Vinnie sits Rupert on his lap. Rupert’s fuzzy, dark brown face rests on the table top. His black, shiny glass eyes stare across the table at Vinnie’s mom and dad. Vinnie’s mom wants to look at Vinnie, but Rupert’s eyes and smile force her to place her tongue between her teeth so she won’t laugh.
Vinnie says, “Rupert wants to asks the question. He said he’s made it simple for adults, it will be a true and false question. Are you ready?”
Vinnie’s Mom and Dad stare at Rupert waiting for the stuffed grizzly bear to speak. Vinnie lifts Rupert up so Rupert is in front of his face. Vinnie speaks in his high pitched nasal falsetto voice, “This is a two-part question. The first part is what is true?”
Vinnie turns Rupert around so that they are facing each other. Vinnie says, “Good job, Rupert. I’ll take it from here,” Vinnie sets Rupert on the table against his lunch box.
Vinnie’s mom blurts, “That’s not a true or false question.”
Vinnie points a forefinger at his chest, “Mom, you talking to me?”
“Well, Vincent, I’m not talking to Dad,” says Vinnie’s Mom.

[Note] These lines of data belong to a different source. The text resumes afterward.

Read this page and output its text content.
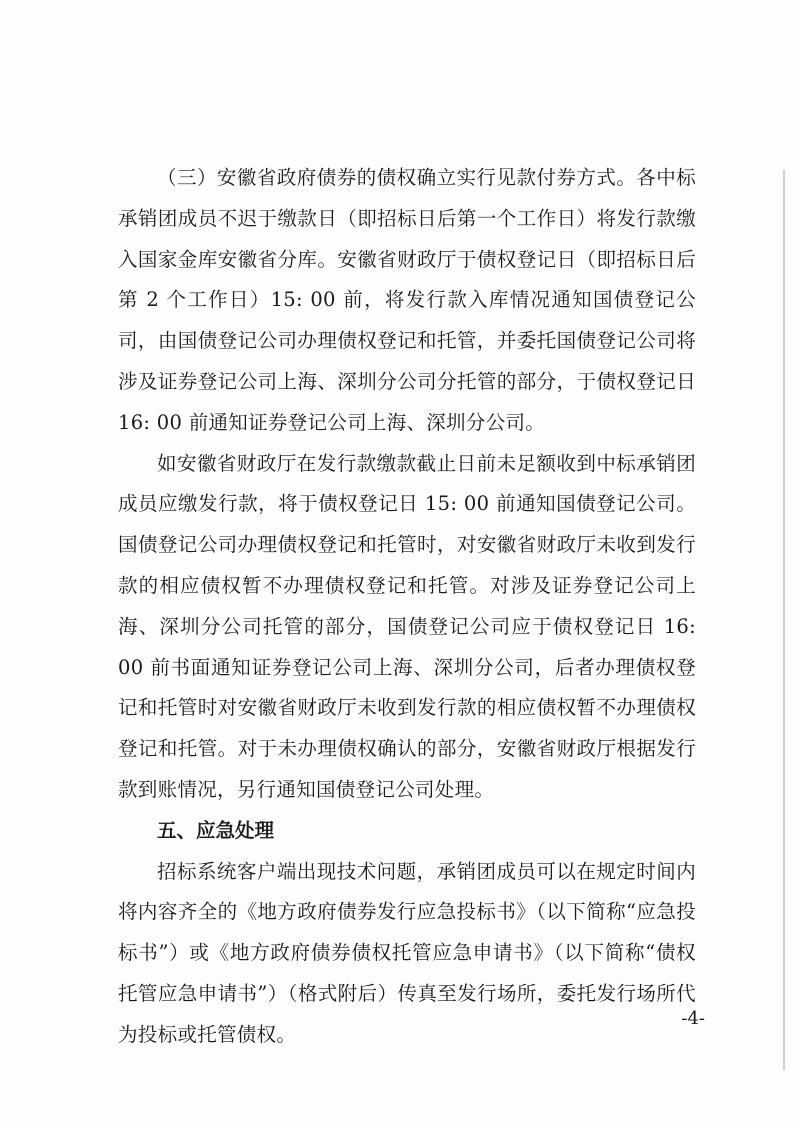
（三）安徽省政府债券的债权确立实行见款付券方式。各中标承销团成员不迟于缴款日（即招标日后第一个工作日）将发行款缴入国家金库安徽省分库。安徽省财政厅于债权登记日（即招标日后第 2 个工作日）15: 00 前，将发行款入库情况通知国债登记公司，由国债登记公司办理债权登记和托管，并委托国债登记公司将涉及证券登记公司上海、深圳分公司分托管的部分，于债权登记日 16: 00 前通知证券登记公司上海、深圳分公司。

如安徽省财政厅在发行款缴款截止日前未足额收到中标承销团成员应缴发行款，将于债权登记日 15: 00 前通知国债登记公司。国债登记公司办理债权登记和托管时，对安徽省财政厅未收到发行款的相应债权暂不办理债权登记和托管。对涉及证券登记公司上海、深圳分公司托管的部分，国债登记公司应于债权登记日 16: 00 前书面通知证券登记公司上海、深圳分公司，后者办理债权登记和托管时对安徽省财政厅未收到发行款的相应债权暂不办理债权登记和托管。对于未办理债权确认的部分，安徽省财政厅根据发行款到账情况，另行通知国债登记公司处理。

五、应急处理

招标系统客户端出现技术问题，承销团成员可以在规定时间内将内容齐全的《地方政府债券发行应急投标书》（以下简称“应急投标书”）或《地方政府债券债权托管应急申请书》（以下简称“债权托管应急申请书”）（格式附后）传真至发行场所，委托发行场所代为投标或托管债权。

-4-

“Mom, I didn’t ask the question. It was Rupert. You should ask him. Hold on. I’ll get him.” Vinnie takes Rupert and lifts him in front of his face. Rupert eyes stare blankly at Vinnie’s mom.
Vinnie’s mom begins, “Rupert …”
She interrupted by Vinnie’s dad getting up from the table and running to the front door. He opens it, goes outside in below freezing weather. The next sound Vinnie and his Mom hear is a loud burst of laughter coming from somewhere on Mulberry Street. Several minutes later, Vinnie’s dad returns and sits down. He looks at Vinnie’s mom and says, “Continue with your conversation with Rupert, Dear.” Vinnie’s dad’s eyes start to water, his face turns as red as a deep red Crayola crayon. He looks away and presses his fingers and thumbs against his lips.
“You’re no help, Dear,” says Vinnie’s mom to Vinnie’s dad. She turns her attention back to Rupert, “Rupert, I thought this was . . . excuse me for a moment.”
Vinnie’s mom follows the exact route Vinnie’s dad took a few moments earlier. Vinnie’s dad turns his back toward Rupert who is now looking at him. The uproarious sound of female laughter coming from somewhere on Mulberry Street filter into the house. Moments later, Vinnie’s mom returns, shivering. She says, “I’m going to make some tea. Does anyone else want anything?”
Dexter hears the invitation and barks. Vinnie’s dad says, “I’ll have some.”
Vinnie says, “Rupert and I will have hot chocolate. Dexter wants a strip of the turkey bacon you cook for dad.”
Ten minutes later, Vinnie’s dad and mom sip on hot tea. Vinnie sips on hot chocolate. Dexter already scoffed a microwaved slice of turkey bacon. And, Rupert stares at a small cup of hot chocolate placed in front of him.
Vinnie says, “Rupert is busy with his hot chocolate. I’ll take over for him. Challenge round question, What is true? I already know the answer so don’t try to trick me.”
Vinnie’s dad says, “I’ll take this one. Something is true when it isn’t false.”
“Poor answer, Dad. You and Mom get minus six points and Rupert and Dexter get seven points. Like I learned in school, one time people thought the world was flat. Did that make it true?”
“But, Vinnie,” says Vinnie’s Mom, “If it was on a true and false test back then, it would be correct.”
“See Mom. Just because you say something is true, doesn’t make it true.”
“Boys got a point, Dear.”
“I guess we lost, Rupert and Dexter won. It was a nice game. Thank you, Vinnie,” says Vinnie’s mom pushing back from the table.
“The game’s not over, Mom. You and Dad earned a chance to go to the next round card,” said Vinnie while he printed ‘Go To The Next Round’ on a paper napkin.